Cour pénale internationale: élection du prochain procureur sur fond de controverses

La procureure de la CPI, Fatou Bensouda, lors d'une conférence de presse à Kinshasa, le 3 mai 2018, en RDC - AFP/Archives

[Tract] – Les 123 pays membres de la Cour pénale internationale (CPI) ont commencé vendredi à voter à bulletins secrets à l’ONU à New York pour élire leur prochain procureur général, un poste exposé qui vaut à la titulaire actuelle d’être sous sanctions américaines.

Source Courrier International avec AFP

 

Quatre candidats masculins européens – un Britannique, un Irlandais, un Espagnol et un Italien – sont en lice afin de succéder à la procureure générale sortante, la Gambienne Fatou Bensouda, qui a mené des enquêtes controversées, notamment sur le conflit israélo-palestinien ou encore l’Afghanistan.

Il faut une majorité absolue de 62 voix pour l’emporter. L’ONU compte 193 membres au total mais plusieurs d’entre eux ne sont pas membres de la CPI, comme les Etats-Unis ou Israël.

© AFP/Archives
Le Britannique Karim Khan, le 27 juillet 2019 à Bagdad

Le Britannique Karim Khan est un avocat spécialiste des droits humains. Il a récemment dirigé une enquête spéciale de l’ONU sur les crimes du groupe Etat islamique et appelé à des procès semblables à celui qu’ont connu les dirigeants nazis à Nuremberg.

 

 

 

© POOL/AFP/Archives
L’avocat irlandais Fergal Gaynor à la CPI, le 8 octobre 2014 à La Haye

L’Irlandais Fergal Gaynor a pour sa part déjà représenté des victimes de crimes à la CPI, notamment dans le cadre de l’enquête sur la guerre en Afghanistan ainsi que dans une affaire contre le président kényan Uhuru Kenyatta.

 

 

 

© AFP/Archives
L’Espagnol Carlos Castresana en juillet 2010 à Guatemala

L’Espagnol Carlos Castresana est un juge qui a dirigé dans sa carrière un groupe onusien sur la lutte contre la criminalité et la corruption au Guatemala mais a démissionné en 2010, se disant victime d' »attaques systémiques » de fonctionnaires avides de pouvoir.

 

 

Enfin, l’Italien Francesco Lo Voi, procureur, a quant à lui traité d’affaires contre la mafia italienne et un important réseau de passeurs de clandestins.
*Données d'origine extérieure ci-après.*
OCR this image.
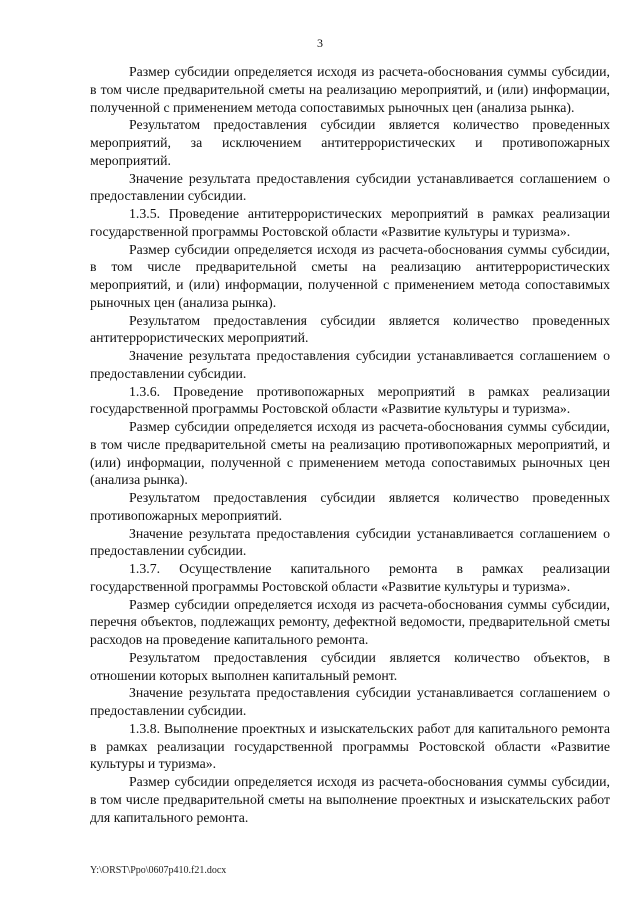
3

Размер субсидии определяется исходя из расчета-обоснования суммы субсидии, в том числе предварительной сметы на реализацию мероприятий, и (или) информации, полученной с применением метода сопоставимых рыночных цен (анализа рынка).

Результатом предоставления субсидии является количество проведенных мероприятий, за исключением антитеррористических и противопожарных мероприятий.

Значение результата предоставления субсидии устанавливается соглашением о предоставлении субсидии.

1.3.5. Проведение антитеррористических мероприятий в рамках реализации государственной программы Ростовской области «Развитие культуры и туризма».

Размер субсидии определяется исходя из расчета-обоснования суммы субсидии, в том числе предварительной сметы на реализацию антитеррористических мероприятий, и (или) информации, полученной с применением метода сопоставимых рыночных цен (анализа рынка).

Результатом предоставления субсидии является количество проведенных антитеррористических мероприятий.

Значение результата предоставления субсидии устанавливается соглашением о предоставлении субсидии.

1.3.6. Проведение противопожарных мероприятий в рамках реализации государственной программы Ростовской области «Развитие культуры и туризма».

Размер субсидии определяется исходя из расчета-обоснования суммы субсидии, в том числе предварительной сметы на реализацию противопожарных мероприятий, и (или) информации, полученной с применением метода сопоставимых рыночных цен (анализа рынка).

Результатом предоставления субсидии является количество проведенных противопожарных мероприятий.

Значение результата предоставления субсидии устанавливается соглашением о предоставлении субсидии.

1.3.7. Осуществление капитального ремонта в рамках реализации государственной программы Ростовской области «Развитие культуры и туризма».

Размер субсидии определяется исходя из расчета-обоснования суммы субсидии, перечня объектов, подлежащих ремонту, дефектной ведомости, предварительной сметы расходов на проведение капитального ремонта.

Результатом предоставления субсидии является количество объектов, в отношении которых выполнен капитальный ремонт.

Значение результата предоставления субсидии устанавливается соглашением о предоставлении субсидии.

1.3.8. Выполнение проектных и изыскательских работ для капитального ремонта в рамках реализации государственной программы Ростовской области «Развитие культуры и туризма».

Размер субсидии определяется исходя из расчета-обоснования суммы субсидии, в том числе предварительной сметы на выполнение проектных и изыскательских работ для капитального ремонта.

Y:\ORST\Ppo\0607p410.f21.docx
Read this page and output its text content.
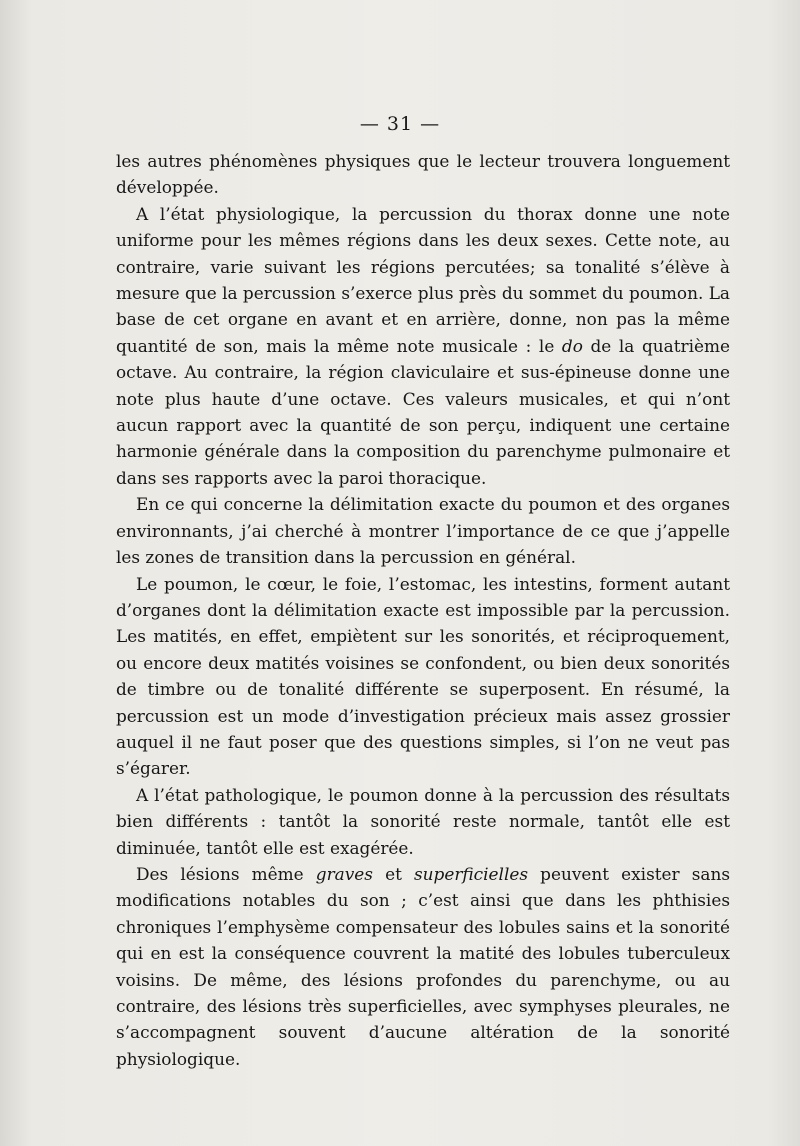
— 31 —

les autres phénomènes physiques que le lecteur trouvera longuement développée.

A l’état physiologique, la percussion du thorax donne une note uniforme pour les mêmes régions dans les deux sexes. Cette note, au contraire, varie suivant les régions percutées; sa tonalité s’élève à mesure que la percussion s’exerce plus près du sommet du poumon. La base de cet organe en avant et en arrière, donne, non pas la même quantité de son, mais la même note musicale : le do de la quatrième octave. Au contraire, la région claviculaire et sus-épineuse donne une note plus haute d’une octave. Ces valeurs musicales, et qui n’ont aucun rapport avec la quantité de son perçu, indiquent une certaine harmonie générale dans la composition du parenchyme pulmonaire et dans ses rapports avec la paroi thoracique.

En ce qui concerne la délimitation exacte du poumon et des organes environnants, j’ai cherché à montrer l’importance de ce que j’appelle les zones de transition dans la percussion en général.

Le poumon, le cœur, le foie, l’estomac, les intestins, forment autant d’organes dont la délimitation exacte est impossible par la percussion. Les matités, en effet, empiètent sur les sonorités, et réciproquement, ou encore deux matités voisines se confondent, ou bien deux sonorités de timbre ou de tonalité différente se superposent. En résumé, la percussion est un mode d’investigation précieux mais assez grossier auquel il ne faut poser que des questions simples, si l’on ne veut pas s’égarer.

A l’état pathologique, le poumon donne à la percussion des résultats bien différents : tantôt la sonorité reste normale, tantôt elle est diminuée, tantôt elle est exagérée.

Des lésions même graves et superficielles peuvent exister sans modifications notables du son ; c’est ainsi que dans les phthisies chroniques l’emphysème compensateur des lobules sains et la sonorité qui en est la conséquence couvrent la matité des lobules tuberculeux voisins. De même, des lésions profondes du parenchyme, ou au contraire, des lésions très superficielles, avec symphyses pleurales, ne s’accompagnent souvent d’aucune altération de la sonorité physiologique.
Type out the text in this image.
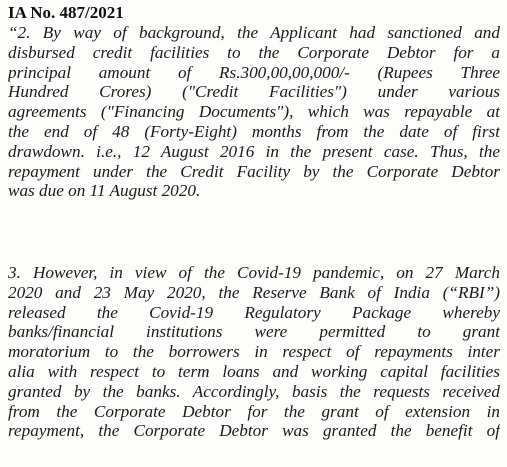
IA No. 487/2021
“2. By way of background, the Applicant had sanctioned and
disbursed credit facilities to the Corporate Debtor for a
principal amount of Rs.300,00,00,000/- (Rupees Three
Hundred Crores) ("Credit Facilities") under various
agreements ("Financing Documents"), which was repayable at
the end of 48 (Forty-Eight) months from the date of first
drawdown. i.e., 12 August 2016 in the present case. Thus, the
repayment under the Credit Facility by the Corporate Debtor
was due on 11 August 2020.
3. However, in view of the Covid-19 pandemic, on 27 March
2020 and 23 May 2020, the Reserve Bank of India (“RBI”)
released the Covid-19 Regulatory Package whereby
banks/financial institutions were permitted to grant
moratorium to the borrowers in respect of repayments inter
alia with respect to term loans and working capital facilities
granted by the banks. Accordingly, basis the requests received
from the Corporate Debtor for the grant of extension in
repayment, the Corporate Debtor was granted the benefit of
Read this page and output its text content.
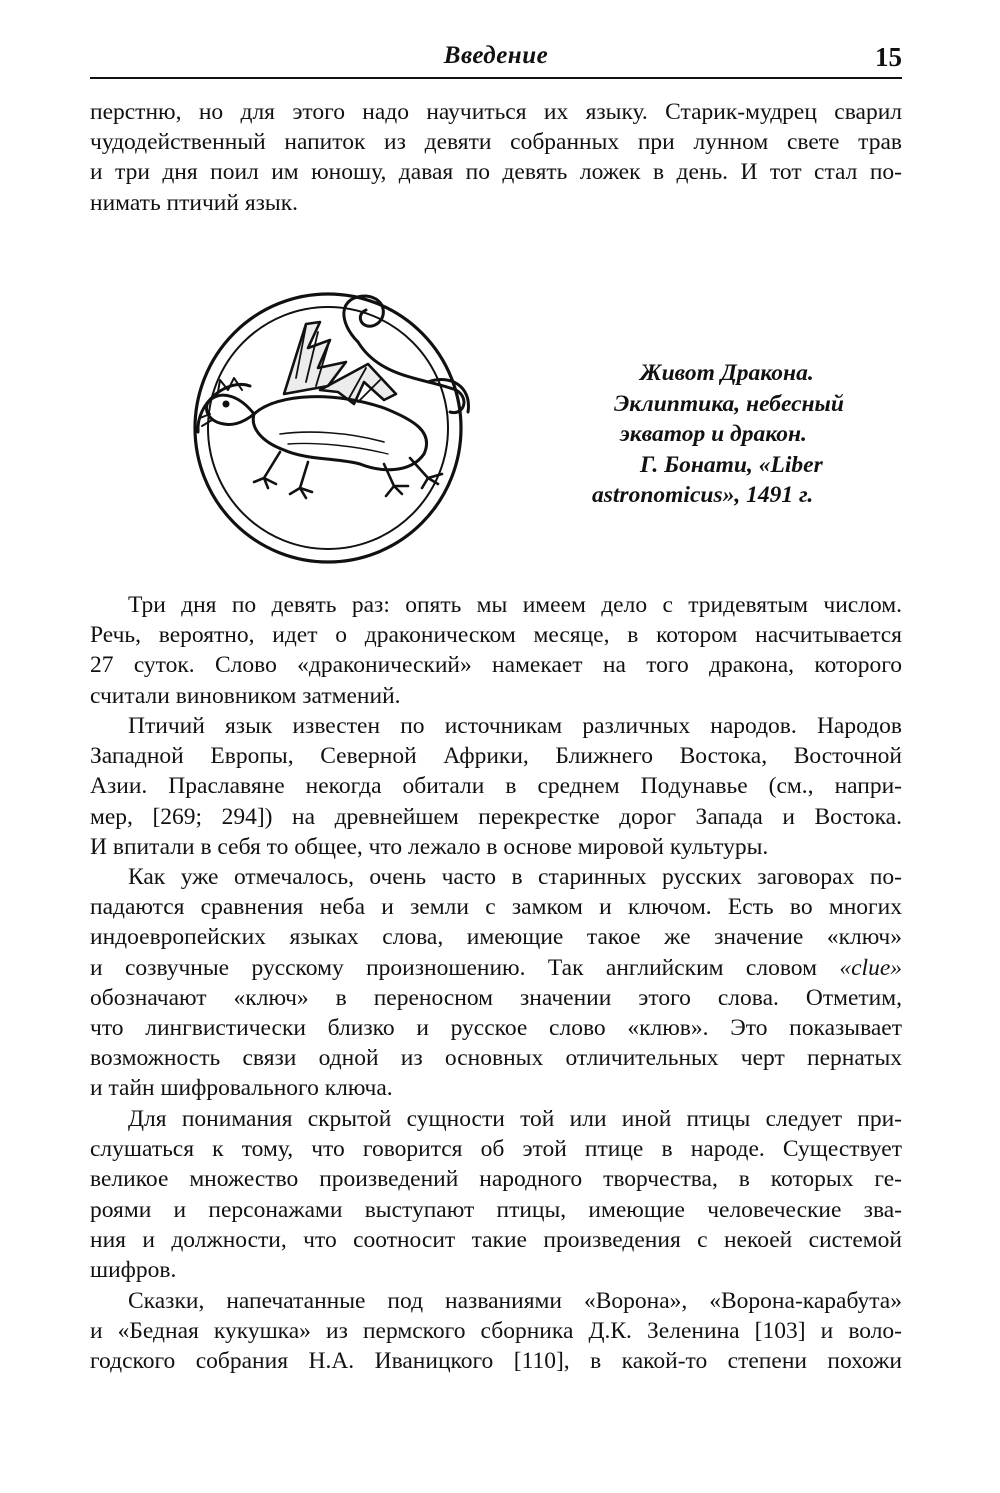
Введение	15
перстню, но для этого надо научиться их языку. Старик-мудрец сварил
чудодейственный напиток из девяти собранных при лунном свете трав
и три дня поил им юношу, давая по девять ложек в день. И тот стал по-
нимать птичий язык.
Живот Дракона.
Эклиптика, небесный
экватор и дракон.
Г. Бонати, «Liber
astronomicus», 1491 г.
Три дня по девять раз: опять мы имеем дело с тридевятым числом.
Речь, вероятно, идет о драконическом месяце, в котором насчитывается
27 суток. Слово «драконический» намекает на того дракона, которого
считали виновником затмений.
Птичий язык известен по источникам различных народов. Народов
Западной Европы, Северной Африки, Ближнего Востока, Восточной
Азии. Праславяне некогда обитали в среднем Подунавье (см., напри-
мер, [269; 294]) на древнейшем перекрестке дорог Запада и Востока.
И впитали в себя то общее, что лежало в основе мировой культуры.
Как уже отмечалось, очень часто в старинных русских заговорах по-
падаются сравнения неба и земли с замком и ключом. Есть во многих
индоевропейских языках слова, имеющие такое же значение «ключ»
и созвучные русскому произношению. Так английским словом «clue»
обозначают «ключ» в переносном значении этого слова. Отметим,
что лингвистически близко и русское слово «клюв». Это показывает
возможность связи одной из основных отличительных черт пернатых
и тайн шифровального ключа.
Для понимания скрытой сущности той или иной птицы следует при-
слушаться к тому, что говорится об этой птице в народе. Существует
великое множество произведений народного творчества, в которых ге-
роями и персонажами выступают птицы, имеющие человеческие зва-
ния и должности, что соотносит такие произведения с некоей системой
шифров.
Сказки, напечатанные под названиями «Ворона», «Ворона-карабута»
и «Бедная кукушка» из пермского сборника Д.К. Зеленина [103] и воло-
годского собрания Н.А. Иваницкого [110], в какой-то степени похожи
Malgré plusieurs tentatives ces dernières semaines, les Etats membres de la CPI ne sont pas parvenus à un consensus pour cette nomination, n’ayant eu d’autre choix que de recourir à un vote.

Le poste est à pourvoir à partir du 16 juin et le mandat du procureur est de neuf ans. La CPI est basée à La Haye.

Celui qui doit devenir le troisième procureur de la Cour depuis sa création en 2002 aura en charge des dossiers volumineux et des affaires complexes, dans un tribunal dont la légitimité est en permanence remise en cause.

© AFP/Archives
Le procureur italien Francesco Lo Voi en juillet 2019 à Palerme

« Il y a beaucoup d’endroits dans le monde où la Cour pourrait agir », estime toutefois un ambassadeur sous couvert d’anonymat, en espérant que l’élection ne prendra pas plusieurs jours. C’est « une institution jeune » et « nous n’avons pas besoin de moins (de justice internationale) mais de davantage » de mise en responsabilité, ajoute-t-il.

 

Sanctions « inacceptables »

 

Les premières responsabilités du nouveau procureur consisteront à décider des prochaines étapes de l’enquête sur les crimes de guerre en Afghanistan et de l’enquête particulièrement controversée sur le conflit israélo-palestinien de 2014 à Gaza.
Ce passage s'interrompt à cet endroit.